Die Türkei international zu isolieren, auch wegen der Menschenrechtsverletzungen, aber würde den Hang zur Irrationalität nur verstärken. Und es würde genau den Mutigen schaden, die sich ein freieres Land wünschen und dafür als "Terrorhelfer" dämonisiert werden - wie Steudtners Mitangeklagte. Sie sind zwar jetzt auch fast alle auf freiem Fuß, was sie womöglich indirekt Schröders Mission zu verdanken haben. Denn die Anklage schert ja alle über einen Kamm.

Nur werden sie am 22. November in Istanbul wieder vor Gericht stehen, und dann wird die Zahl der Prozessbeobachter aus Europa vermutlich nur klein sein. Wenn die acht Angeklagten aber weiter mit dieser absurden Anklageschrift traktiert werden, dann war die Freilassung Steudtners aus der Untersuchungshaft nur dazu da, kurz mal ein bisschen Gutwetter im angespannten deutsch-türkischen Verhältnis zu machen.
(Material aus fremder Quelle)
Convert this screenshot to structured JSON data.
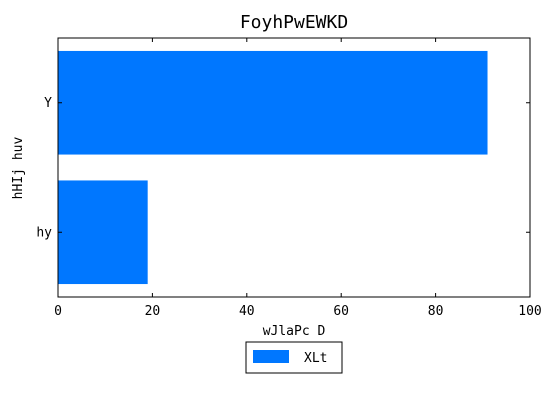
{
  "chart_data": {
    "type": "bar",
    "orientation": "horizontal",
    "title": "FoyhPwEWKD",
    "xlabel": "wJlaPc  D",
    "ylabel": "hHIj  huv",
    "categories": [
      "Y",
      "hy"
    ],
    "series": [
      {
        "name": "XLt",
        "values": [
          91,
          19
        ]
      }
    ],
    "xlim": [
      0,
      100
    ],
    "xticks": [
      "0",
      "20",
      "40",
      "60",
      "80",
      "100"
    ],
    "grid": false,
    "legend": "bottom-center",
    "colors": {
      "bar": "#0077ff",
      "axis": "#000000",
      "background": "#ffffff"
    }
  }
}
Nicht mehr.

Deniz Yücel sitzt bereits seit mehr als 250 Tagen in Haft, ohne Anklage

Die türkische Regierung muss verstehen, dass Freiheitsrechte nicht teilbar sind, und auch nicht verhandelbar. Mehr als 250 Tage sitzt der deutsch-türkische Journalist Deniz Yücel nun schon in türkischer Haft, ohne Anklage. Ahmet Şık, einer der bekanntesten türkischen Investigativreporter, hat sogar bereits mehr als 300 Tage Haft hinter sich, obwohl er als einer der ersten vor der religiösen Gülen-Bewegung warnte, die Erdoğan doch für den Putschversuch verantwortlich macht. Seit diesem Putschversuch wurden Zehntausende Türken ohne Gerichtserfahren festgenommen. Der Druck auf Ankara, zu rechtsstaatlichen Verfahren zurückzukehren, darf nicht nachlassen - auch von der Bundesregierung nicht.
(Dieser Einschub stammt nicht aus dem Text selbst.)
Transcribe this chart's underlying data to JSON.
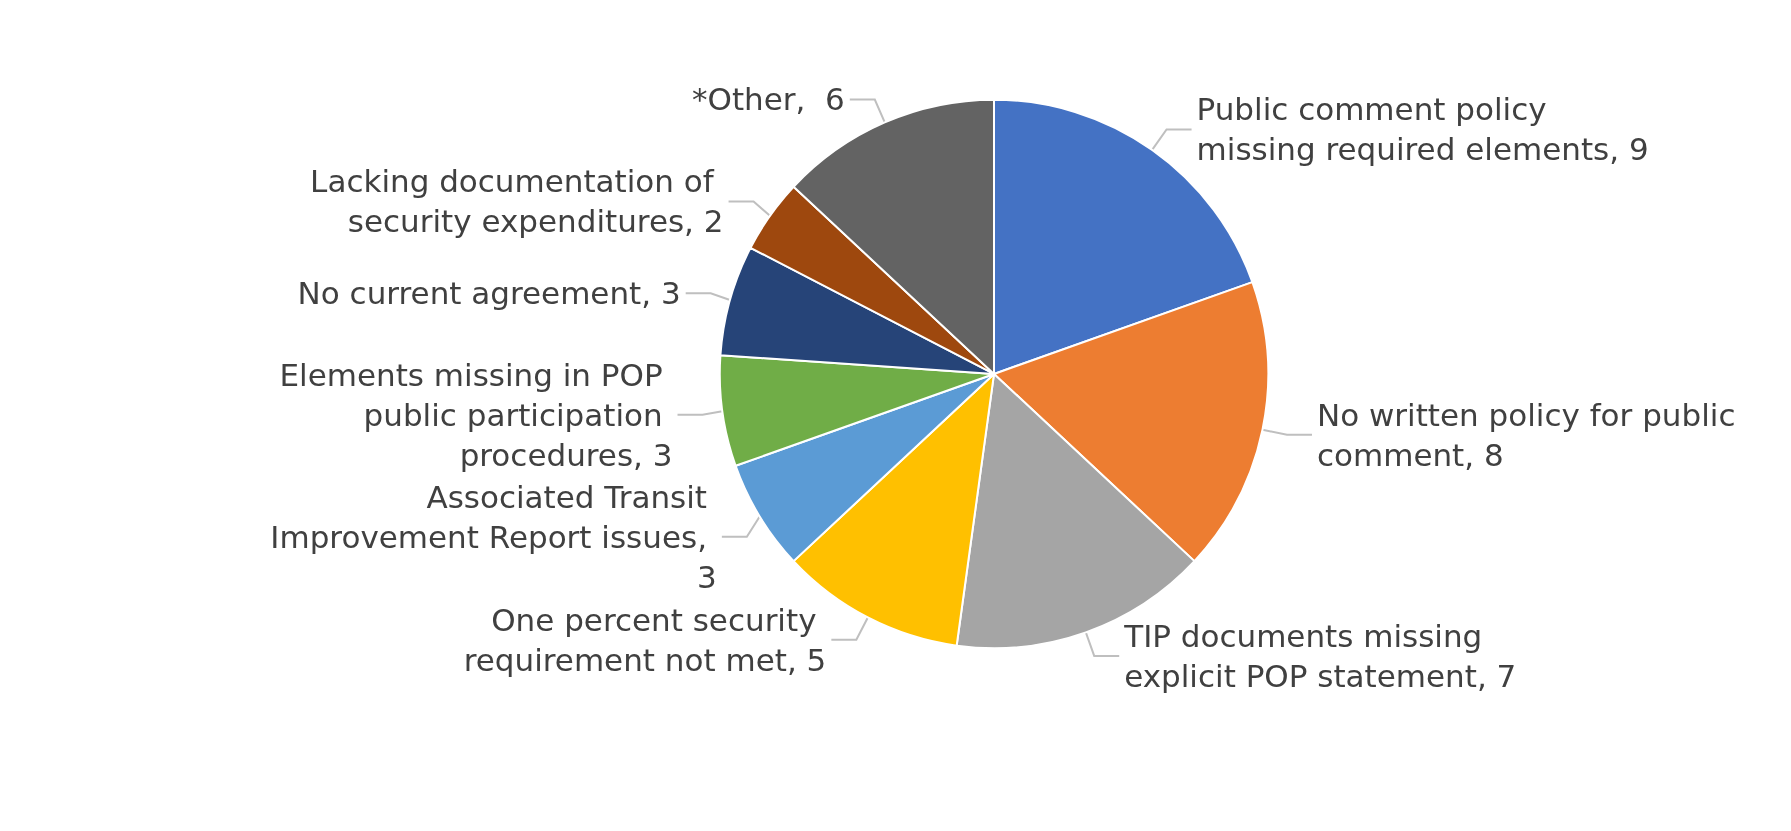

So lange, bis man in Ankara verstanden hat, dass viele Deutsche erst dann wieder ohne Bangen und mit Freude nach Istanbul reisen werden, wenn sie sicher sind, dass sie im Hotel und nicht im Gefängnis von Silivri landen werden. Und sie werden die Schönheit der Stadt am Bosporus nur dann richtig genießen können, wenn sie wissen, dass auch ihre türkischen Freunde nichts zu befürchten haben.